U.S. health agency leadership and policymakers seem intent on undermining trust in mRNA, the technology that saved millions of lives during the COVID pandemic and has shown promise in addressing a range of infectious diseases and even cancer.
One troubling sign of the trend came when, according to KFF reporting, National Institutes of Health officials told academic researchers to remove any mention of mRNA vaccine technology from their grant applications. The directive dovetails with weak or misleading messaging from public health agencies on the value of vaccines and proposed state legislation that would ban mRNA shots.
All of this is sending public health in the wrong direction, whether because people eschew today’s COVID vaccine or refuse to take whatever mRNA shots are developed to address a future pandemic — if those vaccines are developed at all.
“What this is doing is quite literally putting partisan politics in front of a cure for cancer,” said Matthew Motta, an assistant professor of Health Law, Policy, & Management at Boston University’s School of Public Health. “It’s really sad that this is going to impact people’s lives in a very tangible way.”
The mRNA technology took decades to develop. It was painstaking work supported by NIH and ultimately recognized with the 2023 Nobel Prize in medicine. The goal is no different than that of a conventional vaccine — to expose the immune system to key components of a bad actor, whether a virus or a cancer mutation, so it learns how to shut it down the next time it appears.

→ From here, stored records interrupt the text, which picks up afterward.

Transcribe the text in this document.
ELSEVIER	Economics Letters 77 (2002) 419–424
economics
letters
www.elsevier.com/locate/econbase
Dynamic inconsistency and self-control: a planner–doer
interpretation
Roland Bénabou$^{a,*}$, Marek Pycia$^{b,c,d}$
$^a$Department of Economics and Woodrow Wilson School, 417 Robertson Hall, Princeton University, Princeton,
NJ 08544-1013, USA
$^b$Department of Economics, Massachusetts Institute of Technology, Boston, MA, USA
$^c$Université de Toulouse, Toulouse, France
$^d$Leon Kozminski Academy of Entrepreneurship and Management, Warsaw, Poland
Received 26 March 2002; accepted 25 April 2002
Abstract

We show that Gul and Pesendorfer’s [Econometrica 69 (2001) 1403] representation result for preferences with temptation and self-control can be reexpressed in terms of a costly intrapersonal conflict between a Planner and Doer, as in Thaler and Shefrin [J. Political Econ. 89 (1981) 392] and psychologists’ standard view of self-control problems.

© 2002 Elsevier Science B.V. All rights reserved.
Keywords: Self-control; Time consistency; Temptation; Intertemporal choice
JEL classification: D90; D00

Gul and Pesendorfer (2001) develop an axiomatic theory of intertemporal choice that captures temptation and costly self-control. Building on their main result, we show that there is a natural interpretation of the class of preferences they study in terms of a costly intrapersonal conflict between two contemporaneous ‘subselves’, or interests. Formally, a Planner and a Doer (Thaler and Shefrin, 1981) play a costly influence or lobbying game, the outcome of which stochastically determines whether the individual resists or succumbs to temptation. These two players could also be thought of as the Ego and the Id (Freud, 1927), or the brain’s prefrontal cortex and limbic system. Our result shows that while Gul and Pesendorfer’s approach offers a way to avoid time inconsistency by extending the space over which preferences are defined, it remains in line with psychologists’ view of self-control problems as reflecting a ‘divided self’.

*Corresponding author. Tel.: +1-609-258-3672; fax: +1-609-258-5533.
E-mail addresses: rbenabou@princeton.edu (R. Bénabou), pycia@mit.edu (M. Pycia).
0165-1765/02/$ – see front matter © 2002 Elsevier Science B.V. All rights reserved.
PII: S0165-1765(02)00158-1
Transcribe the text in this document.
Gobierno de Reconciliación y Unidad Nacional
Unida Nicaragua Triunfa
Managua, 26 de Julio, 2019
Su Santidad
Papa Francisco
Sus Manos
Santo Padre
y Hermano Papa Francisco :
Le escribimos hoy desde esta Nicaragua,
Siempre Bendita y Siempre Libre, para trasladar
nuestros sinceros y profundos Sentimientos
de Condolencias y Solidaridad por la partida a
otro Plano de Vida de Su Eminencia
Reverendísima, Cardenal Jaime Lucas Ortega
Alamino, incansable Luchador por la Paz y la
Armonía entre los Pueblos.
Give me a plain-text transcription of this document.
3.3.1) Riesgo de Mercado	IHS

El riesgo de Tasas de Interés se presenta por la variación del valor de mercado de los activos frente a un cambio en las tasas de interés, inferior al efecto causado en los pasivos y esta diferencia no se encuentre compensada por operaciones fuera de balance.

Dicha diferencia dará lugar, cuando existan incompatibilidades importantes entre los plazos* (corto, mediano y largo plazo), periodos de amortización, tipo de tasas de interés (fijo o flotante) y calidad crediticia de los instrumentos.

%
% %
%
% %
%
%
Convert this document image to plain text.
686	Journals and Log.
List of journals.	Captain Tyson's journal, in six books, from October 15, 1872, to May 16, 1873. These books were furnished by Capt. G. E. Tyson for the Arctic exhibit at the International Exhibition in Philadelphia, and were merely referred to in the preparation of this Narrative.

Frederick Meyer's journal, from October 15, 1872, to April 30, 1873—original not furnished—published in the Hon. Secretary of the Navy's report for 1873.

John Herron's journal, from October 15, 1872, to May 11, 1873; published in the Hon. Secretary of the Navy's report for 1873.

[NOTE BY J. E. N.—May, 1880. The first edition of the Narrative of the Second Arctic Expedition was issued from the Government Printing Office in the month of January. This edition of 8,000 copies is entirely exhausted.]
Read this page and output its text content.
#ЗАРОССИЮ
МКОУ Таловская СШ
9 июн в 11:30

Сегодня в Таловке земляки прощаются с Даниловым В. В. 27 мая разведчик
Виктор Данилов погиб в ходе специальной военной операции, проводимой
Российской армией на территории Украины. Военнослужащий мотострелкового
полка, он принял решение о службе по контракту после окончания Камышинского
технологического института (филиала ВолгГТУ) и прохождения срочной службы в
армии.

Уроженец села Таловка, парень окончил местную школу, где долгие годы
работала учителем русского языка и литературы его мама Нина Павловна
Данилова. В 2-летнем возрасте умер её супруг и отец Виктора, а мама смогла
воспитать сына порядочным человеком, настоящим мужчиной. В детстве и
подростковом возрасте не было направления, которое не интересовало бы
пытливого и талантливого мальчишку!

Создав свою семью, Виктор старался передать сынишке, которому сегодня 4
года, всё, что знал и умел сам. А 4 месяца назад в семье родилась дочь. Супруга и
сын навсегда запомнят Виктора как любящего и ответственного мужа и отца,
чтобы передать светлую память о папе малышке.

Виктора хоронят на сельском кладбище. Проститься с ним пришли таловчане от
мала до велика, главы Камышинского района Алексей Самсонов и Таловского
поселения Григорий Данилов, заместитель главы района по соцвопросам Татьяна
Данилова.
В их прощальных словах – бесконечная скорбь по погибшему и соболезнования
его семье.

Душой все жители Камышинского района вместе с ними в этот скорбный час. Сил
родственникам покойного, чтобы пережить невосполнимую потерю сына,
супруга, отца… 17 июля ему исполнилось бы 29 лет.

Here’s what an mRNA vaccine does not do: integrate into or interact with our DNA, cause infertility, contain microchips or cause people to “shed” the vaccine.
And yet those claims have persisted — and not just from random people pushing conspiracy theories on social media. Government officials have also pushed the false theories. A 2021 analysis by the Center for Countering Digital Hate identified Department of Health and Human Services Secretary Robert F. Kennedy Jr. as one of the most prominent spreaders of disinformation about the COVID vaccine. Kennedy lobbied to get the vaccine pulled from the market in mid-2021 and later called it “the deadliest vaccine ever made.”
In addition to potential cuts to research on mRNA, NIH separately terminated dozens of grants related to studying vaccine hesitancy, some of which centered on the COVID vaccines. HHS, meanwhile, is weighing pulling a $590 million contract awarded to Moderna to use its technology to develop bird flu shots.
Defunding or de-emphasizing research into mRNA and related vaccine hesitancy is deeply concerning. The suppression of scientific inquiry into an area of study that has already saved millions of lives puts all of us in harm’s way.
Our COVID vaccines do a great job of keeping people out of the hospital and from dying, but we should continue to look for shots that prevent infection or are more potent or can be made more cheaply. And, of course, the early promise the technology has shown in cancer is enough to warrant a full-court press.
The scarier scenario is that we might find ourselves in an increasingly dangerous feedback loop around mRNA and vaccination, where distrust fomented by health agencies breeds anti-vaccine laws reinforcing that distrust. Since Trump took office, multiple states have introduced legislation targeting mRNA vaccines.
All of these actions by state and federal leaders don’t just set up barriers but feed mistrust that could affect attitudes about the safety and value of all shots, whether for COVID, bird flu or other diseases. That’s sending science backward and will ultimately be harmful to the American public.
Lisa Jarvis is a Bloomberg Opinion columnist covering biotech, health care and the pharmaceutical industry.